Author photo: Josh Wolff
James Grady’s first novel, Six Days Of The Condor, became the classic Robert Redford movie Three Days Of The Condor and the Max Irons TV series Condor. Born and raised in Shelby, Montana, Grady was a research analyst for Montana’s 1972 Constitutional Convention, a staffer for a Montana U.S. senator and received a 2002 Distinguished Alumni Award from the University of Montana.

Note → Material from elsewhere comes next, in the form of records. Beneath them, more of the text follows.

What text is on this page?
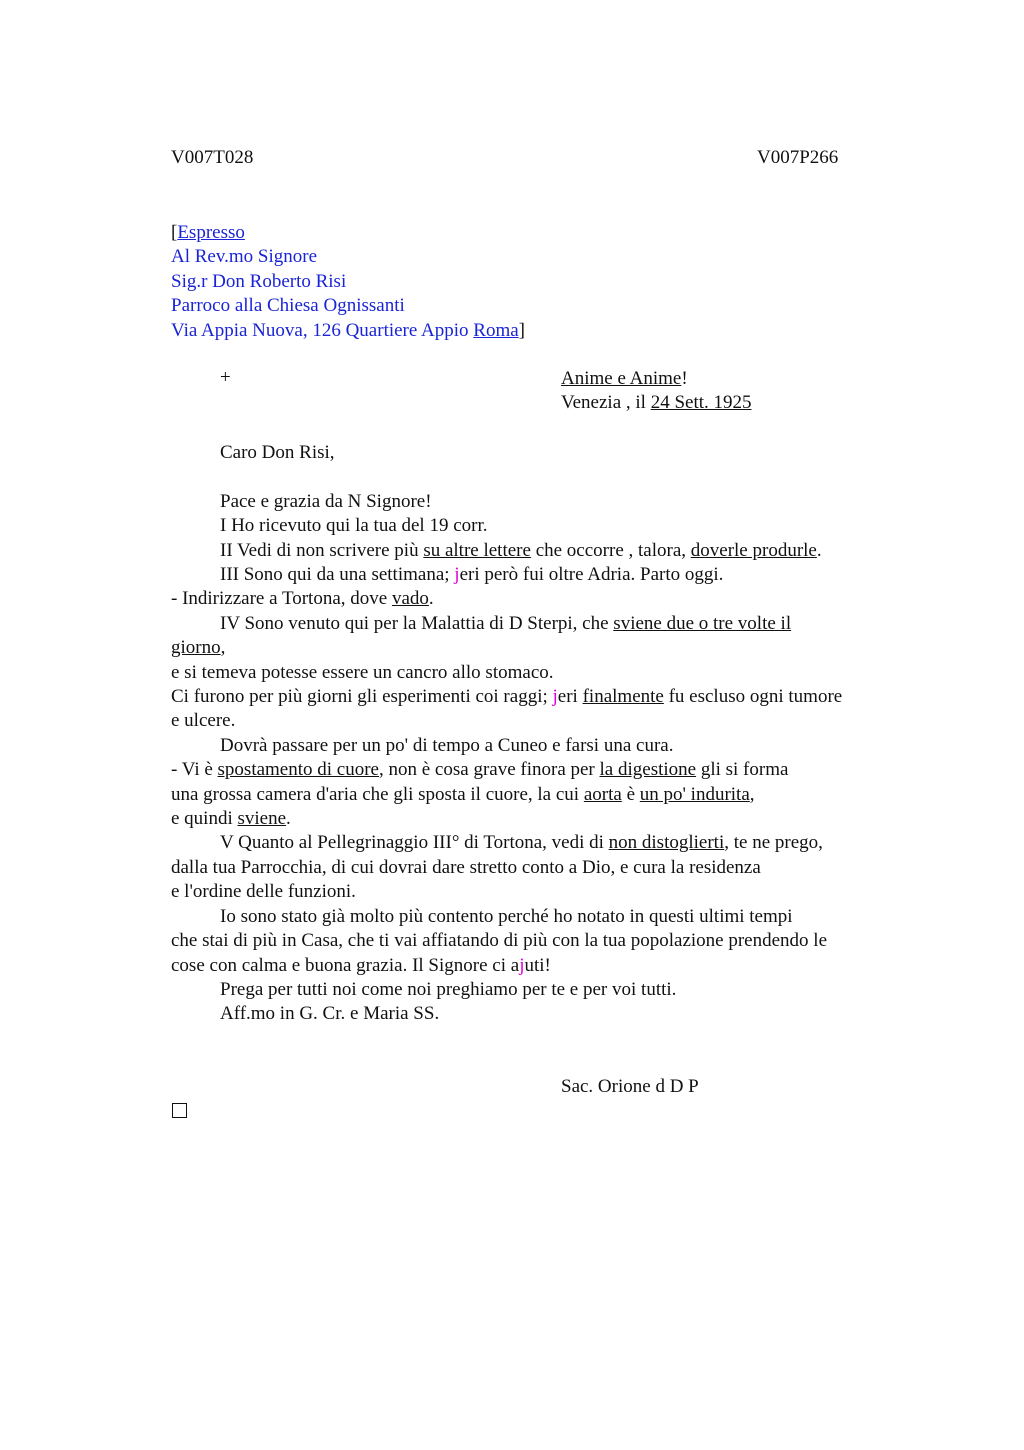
V007T028	V007P266
[Espresso
Al Rev.mo Signore
Sig.r Don Roberto Risi
Parroco alla Chiesa Ognissanti
Via Appia Nuova, 126 Quartiere Appio Roma]
+	Anime e Anime!
Venezia , il 24 Sett. 1925
Caro Don Risi,
Pace e grazia da N Signore!
I Ho ricevuto qui la tua del 19 corr.
II Vedi di non scrivere più su altre lettere che occorre , talora, doverle produrle.
III Sono qui da una settimana; jeri però fui oltre Adria. Parto oggi.
- Indirizzare a Tortona, dove vado.
IV Sono venuto qui per la Malattia di D Sterpi, che sviene due o tre volte il
giorno,
e si temeva potesse essere un cancro allo stomaco.
Ci furono per più giorni gli esperimenti coi raggi; jeri finalmente fu escluso ogni tumore
e ulcere.
Dovrà passare per un po' di tempo a Cuneo e farsi una cura.
- Vi è spostamento di cuore, non è cosa grave finora per la digestione gli si forma
una grossa camera d'aria che gli sposta il cuore, la cui aorta è un po' indurita,
e quindi sviene.
V Quanto al Pellegrinaggio III° di Tortona, vedi di non distoglierti, te ne prego,
dalla tua Parrocchia, di cui dovrai dare stretto conto a Dio, e cura la residenza
e l'ordine delle funzioni.
Io sono stato già molto più contento perché ho notato in questi ultimi tempi
che stai di più in Casa, che ti vai affiatando di più con la tua popolazione prendendo le
cose con calma e buona grazia. Il Signore ci ajuti!
Prega per tutti noi come noi preghiamo per te e per voi tutti.
Aff.mo in G. Cr. e Maria SS.
Sac. Orione d D P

Grady has received Italy’s Raymond Chandler Medal, France’s Grand Prix Du Roman Noir and Japan’s Baka-Misu literature award, two Regardie’s magazine fiction awards, and has been a Mystery Writers of America Edgar Award finalist. He’s published more than a dozen novels and three times that many short stories, edited fiction anthologies—including Montana Noir—been a muckraking journalist and a Hollywood scriptwriter for Paramount, CBS, and HBO. His essays appeared in the Washington Post, the Great Falls Tribune (Montana), the Daily Beast, the Missoulian (Montana), Slate, the Shelby Promoter (Montana), PoliticsDaily.com, Spytalk.co, USA Today, and LitHub.
In 2008, London’s Daily Telegraph named Grady as one of “50 crime writers to read before you die.”
In 2015, the Washington Post compared his prose to George Orwell and Bob Dylan.